Hatay’ın Antakya ilçesinde 4 yıldır görev yapan özel harekat polisi Engin Kunt ve eşi Ceren Akdoğan Kunt, asrın felaketine uykuda yakalandı.
Antakya’da Atilla Eren Apartmanı’nın 11. katındaki dairede oturan ve henüz 6 aylık evli olan genç çift, binanın tamamen yıkılması sonucu enkaz altında kalarak hayatını kaybetti.
Geriye görüntüler kaldı
4 yıllık polis memuru olan Engin Kunt’tan geriye kuzeninin düğünü için geldiği memleketi Karaman’ın Sarıveliler ilçesine bağlı Koçaşlı köyünde düğünde oynadığı görüntüleri kaldı.
Depremden 1 gün sonra eşi ile birlikte enkazdan cenazeleri çıkarılan Engin Kurt, Karaman’ın Sarıveliler ilçesine bağlı Koçaşlı köyünde toprağa verilirken, eşi ise memleketi Osmaniye’de defnedildi.
"İlk yıkılan bina olmuş"
Ermenek Adliyesine giderek sorumlular hakkında suç duyurusunda bulunan genç polis memurunun ağabeyi Erdem Kunt, şunları söyledi:
Kardeşim Engin Kunt daha 24 yaşındaydı. 4 yıldır Hatay’ın Antakya ilçesinde özel harekat polisi olarak görev yapıyordu. 6 Şubat’ta yaşanan depreme Hatay’daki evlerinde yakalandı. Eşiyle birlikte ikisi de vefat etti. Kardeşim 6 ay önce evlenmişti. Bugün sorumlular hakkında biz şikayette bulunduk. Şikayette bulunmamızın nedeni binanın 1.5 yıllık önce yapılması. Aldığımız bilgiye göre depremde Hatay merkezde ilk yıkılan bina olduğu söylendi. Bina 5 saniye içerisinde tamamen yıkılmış. Biz binayı araştırdığımızda sahibinin yaptığı bütün binalar tamamen yıkılmış. Yapı denetimleri olsun bina sahibinden müteahhitten olsun hepsinden şikayetçi olduk suç duyurusunda bulunduk.

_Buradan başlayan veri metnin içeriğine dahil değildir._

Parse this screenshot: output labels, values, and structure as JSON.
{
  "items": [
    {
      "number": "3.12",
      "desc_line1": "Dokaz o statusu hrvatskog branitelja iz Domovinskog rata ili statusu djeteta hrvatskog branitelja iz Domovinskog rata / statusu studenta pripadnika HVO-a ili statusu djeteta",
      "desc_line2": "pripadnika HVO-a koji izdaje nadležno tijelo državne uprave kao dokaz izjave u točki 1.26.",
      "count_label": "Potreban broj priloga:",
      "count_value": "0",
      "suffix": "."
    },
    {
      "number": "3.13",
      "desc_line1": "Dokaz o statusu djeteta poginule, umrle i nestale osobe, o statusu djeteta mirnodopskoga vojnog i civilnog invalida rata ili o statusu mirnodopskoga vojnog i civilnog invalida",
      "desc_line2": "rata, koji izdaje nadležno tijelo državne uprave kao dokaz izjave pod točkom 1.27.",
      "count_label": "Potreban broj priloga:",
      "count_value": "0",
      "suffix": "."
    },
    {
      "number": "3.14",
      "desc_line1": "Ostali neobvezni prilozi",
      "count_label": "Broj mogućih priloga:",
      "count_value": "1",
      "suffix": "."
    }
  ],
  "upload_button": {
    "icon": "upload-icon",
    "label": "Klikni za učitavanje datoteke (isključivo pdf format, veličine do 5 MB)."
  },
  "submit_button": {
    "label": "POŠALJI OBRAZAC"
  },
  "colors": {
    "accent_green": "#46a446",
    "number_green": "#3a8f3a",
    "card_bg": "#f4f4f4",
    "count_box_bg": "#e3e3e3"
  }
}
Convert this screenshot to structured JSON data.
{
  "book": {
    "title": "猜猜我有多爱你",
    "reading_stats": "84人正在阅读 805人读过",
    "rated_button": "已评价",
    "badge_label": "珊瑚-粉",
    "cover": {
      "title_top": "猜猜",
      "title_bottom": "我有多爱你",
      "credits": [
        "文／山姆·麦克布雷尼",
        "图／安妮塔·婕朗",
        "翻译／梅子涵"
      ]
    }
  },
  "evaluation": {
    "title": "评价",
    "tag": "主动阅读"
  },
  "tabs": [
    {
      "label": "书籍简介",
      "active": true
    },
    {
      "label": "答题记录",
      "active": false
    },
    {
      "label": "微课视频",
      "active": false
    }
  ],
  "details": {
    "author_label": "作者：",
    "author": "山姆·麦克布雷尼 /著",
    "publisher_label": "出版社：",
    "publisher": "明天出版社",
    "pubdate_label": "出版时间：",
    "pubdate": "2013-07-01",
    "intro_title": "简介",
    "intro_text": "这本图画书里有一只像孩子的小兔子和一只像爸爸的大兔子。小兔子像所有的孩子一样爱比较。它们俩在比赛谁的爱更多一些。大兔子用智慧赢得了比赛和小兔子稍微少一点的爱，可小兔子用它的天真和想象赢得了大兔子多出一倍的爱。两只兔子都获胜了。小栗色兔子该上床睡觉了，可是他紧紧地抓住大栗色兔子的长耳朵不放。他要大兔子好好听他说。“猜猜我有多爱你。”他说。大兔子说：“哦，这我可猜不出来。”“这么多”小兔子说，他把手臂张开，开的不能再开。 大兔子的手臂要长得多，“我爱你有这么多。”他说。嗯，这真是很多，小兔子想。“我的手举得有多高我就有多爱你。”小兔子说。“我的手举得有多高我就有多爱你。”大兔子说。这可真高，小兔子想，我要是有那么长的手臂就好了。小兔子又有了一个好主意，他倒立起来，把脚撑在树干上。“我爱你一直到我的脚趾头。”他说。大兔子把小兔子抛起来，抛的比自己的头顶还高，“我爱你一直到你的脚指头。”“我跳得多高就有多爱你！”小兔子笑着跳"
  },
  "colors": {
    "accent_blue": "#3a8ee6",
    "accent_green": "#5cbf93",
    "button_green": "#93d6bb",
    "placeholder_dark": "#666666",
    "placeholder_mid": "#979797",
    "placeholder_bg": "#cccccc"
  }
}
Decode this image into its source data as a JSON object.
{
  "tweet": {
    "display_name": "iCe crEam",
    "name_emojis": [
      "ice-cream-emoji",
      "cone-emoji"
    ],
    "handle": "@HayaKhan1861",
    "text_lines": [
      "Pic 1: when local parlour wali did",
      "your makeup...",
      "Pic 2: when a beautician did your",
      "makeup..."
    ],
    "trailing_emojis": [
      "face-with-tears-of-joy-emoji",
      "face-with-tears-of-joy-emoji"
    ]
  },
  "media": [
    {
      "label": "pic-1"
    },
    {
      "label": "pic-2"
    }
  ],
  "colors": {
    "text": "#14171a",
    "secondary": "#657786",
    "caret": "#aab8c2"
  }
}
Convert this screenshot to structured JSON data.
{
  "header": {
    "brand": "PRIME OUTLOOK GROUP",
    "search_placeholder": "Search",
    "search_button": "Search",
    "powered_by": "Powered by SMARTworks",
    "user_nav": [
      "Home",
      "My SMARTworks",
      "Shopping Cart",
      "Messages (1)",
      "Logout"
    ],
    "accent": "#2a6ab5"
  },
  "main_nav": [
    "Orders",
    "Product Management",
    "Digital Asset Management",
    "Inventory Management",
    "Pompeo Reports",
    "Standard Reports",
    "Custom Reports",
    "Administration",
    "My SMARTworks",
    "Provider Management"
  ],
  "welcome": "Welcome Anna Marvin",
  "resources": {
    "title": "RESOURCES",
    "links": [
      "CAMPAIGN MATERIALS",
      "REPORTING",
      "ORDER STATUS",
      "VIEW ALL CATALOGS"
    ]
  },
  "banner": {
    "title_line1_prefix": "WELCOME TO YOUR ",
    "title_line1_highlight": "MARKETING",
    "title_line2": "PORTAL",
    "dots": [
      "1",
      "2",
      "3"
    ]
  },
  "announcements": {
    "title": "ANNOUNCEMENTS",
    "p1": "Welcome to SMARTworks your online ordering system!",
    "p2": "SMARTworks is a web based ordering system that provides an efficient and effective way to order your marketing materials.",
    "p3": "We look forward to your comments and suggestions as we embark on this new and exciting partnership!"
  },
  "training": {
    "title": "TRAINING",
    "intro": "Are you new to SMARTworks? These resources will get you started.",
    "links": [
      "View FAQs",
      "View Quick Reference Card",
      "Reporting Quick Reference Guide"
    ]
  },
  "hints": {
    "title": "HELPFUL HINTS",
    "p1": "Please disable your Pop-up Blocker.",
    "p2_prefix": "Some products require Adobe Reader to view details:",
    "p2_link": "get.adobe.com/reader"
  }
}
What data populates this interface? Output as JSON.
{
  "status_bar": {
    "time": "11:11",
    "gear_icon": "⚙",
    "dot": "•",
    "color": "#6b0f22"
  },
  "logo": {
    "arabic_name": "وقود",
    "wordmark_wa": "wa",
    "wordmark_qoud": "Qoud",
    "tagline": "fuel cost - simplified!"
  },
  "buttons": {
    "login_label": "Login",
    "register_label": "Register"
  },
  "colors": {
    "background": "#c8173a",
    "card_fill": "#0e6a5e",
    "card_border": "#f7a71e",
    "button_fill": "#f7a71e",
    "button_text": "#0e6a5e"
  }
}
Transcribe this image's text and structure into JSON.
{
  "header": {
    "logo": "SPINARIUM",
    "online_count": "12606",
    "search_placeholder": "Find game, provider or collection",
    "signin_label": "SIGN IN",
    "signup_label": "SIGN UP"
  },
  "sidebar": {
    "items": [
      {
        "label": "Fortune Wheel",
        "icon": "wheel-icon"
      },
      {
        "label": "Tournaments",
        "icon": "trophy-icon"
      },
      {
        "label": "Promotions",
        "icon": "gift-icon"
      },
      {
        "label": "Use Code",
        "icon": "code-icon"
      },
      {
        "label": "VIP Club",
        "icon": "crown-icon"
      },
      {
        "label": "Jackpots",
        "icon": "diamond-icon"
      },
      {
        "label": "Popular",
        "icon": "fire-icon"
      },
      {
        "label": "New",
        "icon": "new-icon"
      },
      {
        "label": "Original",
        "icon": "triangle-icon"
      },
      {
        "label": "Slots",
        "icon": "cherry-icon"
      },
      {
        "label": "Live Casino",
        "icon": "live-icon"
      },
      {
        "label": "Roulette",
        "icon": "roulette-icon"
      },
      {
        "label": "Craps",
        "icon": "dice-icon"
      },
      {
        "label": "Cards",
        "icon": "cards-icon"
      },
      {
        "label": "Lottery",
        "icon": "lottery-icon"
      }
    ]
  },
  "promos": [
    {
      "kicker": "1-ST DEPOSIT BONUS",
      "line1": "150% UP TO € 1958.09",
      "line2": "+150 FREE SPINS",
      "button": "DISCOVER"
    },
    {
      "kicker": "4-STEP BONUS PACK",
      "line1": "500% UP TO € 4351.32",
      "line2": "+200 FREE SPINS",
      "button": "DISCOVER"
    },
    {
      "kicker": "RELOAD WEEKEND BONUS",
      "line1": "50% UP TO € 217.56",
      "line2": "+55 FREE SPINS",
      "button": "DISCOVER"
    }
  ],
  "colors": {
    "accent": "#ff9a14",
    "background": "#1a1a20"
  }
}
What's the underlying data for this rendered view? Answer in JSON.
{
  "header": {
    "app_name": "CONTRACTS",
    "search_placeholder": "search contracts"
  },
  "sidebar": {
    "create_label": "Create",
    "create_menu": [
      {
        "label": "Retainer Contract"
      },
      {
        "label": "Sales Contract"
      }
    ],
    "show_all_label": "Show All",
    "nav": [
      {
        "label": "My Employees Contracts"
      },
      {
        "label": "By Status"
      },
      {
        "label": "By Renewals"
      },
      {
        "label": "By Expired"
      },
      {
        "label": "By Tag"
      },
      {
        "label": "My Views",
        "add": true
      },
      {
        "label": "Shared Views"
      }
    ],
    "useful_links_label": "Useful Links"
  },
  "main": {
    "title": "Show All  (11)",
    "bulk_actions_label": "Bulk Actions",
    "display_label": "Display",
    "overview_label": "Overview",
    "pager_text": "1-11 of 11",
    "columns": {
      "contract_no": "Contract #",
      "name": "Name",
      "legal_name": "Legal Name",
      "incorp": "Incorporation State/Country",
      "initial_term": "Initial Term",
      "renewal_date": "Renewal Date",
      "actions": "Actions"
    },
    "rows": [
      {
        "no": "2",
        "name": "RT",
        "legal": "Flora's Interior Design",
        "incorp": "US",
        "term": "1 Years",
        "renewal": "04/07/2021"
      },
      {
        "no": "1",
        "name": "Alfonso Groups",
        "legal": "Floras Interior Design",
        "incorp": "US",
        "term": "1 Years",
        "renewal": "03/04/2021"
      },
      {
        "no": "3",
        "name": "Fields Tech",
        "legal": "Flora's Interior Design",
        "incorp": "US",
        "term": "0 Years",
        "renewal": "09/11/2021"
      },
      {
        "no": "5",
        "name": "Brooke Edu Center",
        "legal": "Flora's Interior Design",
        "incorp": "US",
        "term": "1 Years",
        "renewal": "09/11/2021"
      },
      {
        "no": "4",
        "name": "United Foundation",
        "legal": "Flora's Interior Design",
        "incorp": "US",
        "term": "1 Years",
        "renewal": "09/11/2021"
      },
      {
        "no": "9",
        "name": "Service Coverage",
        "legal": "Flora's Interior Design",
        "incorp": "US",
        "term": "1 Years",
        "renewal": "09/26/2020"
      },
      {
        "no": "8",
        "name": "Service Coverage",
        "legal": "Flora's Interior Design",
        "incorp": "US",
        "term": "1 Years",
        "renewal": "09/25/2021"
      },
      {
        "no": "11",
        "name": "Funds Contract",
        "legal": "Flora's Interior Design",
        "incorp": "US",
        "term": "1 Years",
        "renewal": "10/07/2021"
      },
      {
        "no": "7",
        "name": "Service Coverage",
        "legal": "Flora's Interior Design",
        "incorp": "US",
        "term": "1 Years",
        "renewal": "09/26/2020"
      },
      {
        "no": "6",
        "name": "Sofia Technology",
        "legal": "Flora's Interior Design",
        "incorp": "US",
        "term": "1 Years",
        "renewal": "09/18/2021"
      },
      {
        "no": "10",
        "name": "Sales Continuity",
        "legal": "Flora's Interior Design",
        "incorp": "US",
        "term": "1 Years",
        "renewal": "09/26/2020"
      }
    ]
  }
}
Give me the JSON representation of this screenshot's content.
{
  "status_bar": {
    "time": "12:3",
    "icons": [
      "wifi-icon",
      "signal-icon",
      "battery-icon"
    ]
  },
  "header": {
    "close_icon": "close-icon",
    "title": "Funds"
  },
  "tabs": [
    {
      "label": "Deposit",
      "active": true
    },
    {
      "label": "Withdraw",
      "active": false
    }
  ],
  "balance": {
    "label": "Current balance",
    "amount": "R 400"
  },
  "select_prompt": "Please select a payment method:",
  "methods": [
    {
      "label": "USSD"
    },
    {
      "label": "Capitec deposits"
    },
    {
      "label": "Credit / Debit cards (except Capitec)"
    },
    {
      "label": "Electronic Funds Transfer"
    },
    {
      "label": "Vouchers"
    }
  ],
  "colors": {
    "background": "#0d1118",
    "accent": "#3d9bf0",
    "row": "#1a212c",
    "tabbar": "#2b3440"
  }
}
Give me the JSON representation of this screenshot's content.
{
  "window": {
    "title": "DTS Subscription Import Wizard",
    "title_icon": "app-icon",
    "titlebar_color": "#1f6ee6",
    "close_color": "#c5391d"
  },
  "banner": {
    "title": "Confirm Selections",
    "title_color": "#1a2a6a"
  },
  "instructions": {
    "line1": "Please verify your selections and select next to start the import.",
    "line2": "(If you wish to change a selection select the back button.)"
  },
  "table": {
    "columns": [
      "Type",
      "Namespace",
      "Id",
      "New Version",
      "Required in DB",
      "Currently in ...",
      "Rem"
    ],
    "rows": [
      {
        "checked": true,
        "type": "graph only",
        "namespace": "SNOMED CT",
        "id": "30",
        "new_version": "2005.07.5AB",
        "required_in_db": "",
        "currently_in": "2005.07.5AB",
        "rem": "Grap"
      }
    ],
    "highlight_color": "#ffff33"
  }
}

Hakkımızı aramaya devam edeceğiz. Yıllardır depreme dayanıklı bina yapıyoruz diye satış yapan müteahhitlerin depreme dayanıklı bina yapmadıkları görüldü. Burada herkesin hakkını araması lazım. Benim kardeşim daha 24 yaşına yeni girdi. Eşi daha 23 yaşına yeni girdi ve 6 aylık evlilerdi. Bizim canımız yandı. Anne ve babamın durumu ortada gelemediler bile vekaleten ben devam ettirdim. Bizim canımız yandı başkalarının canı yanmasın. Herkes hakkını arasın. Sadece deprem denilip de geçmeyelim hakkımızı arayalım. Acımızı bir nebze olsun hafifletelim.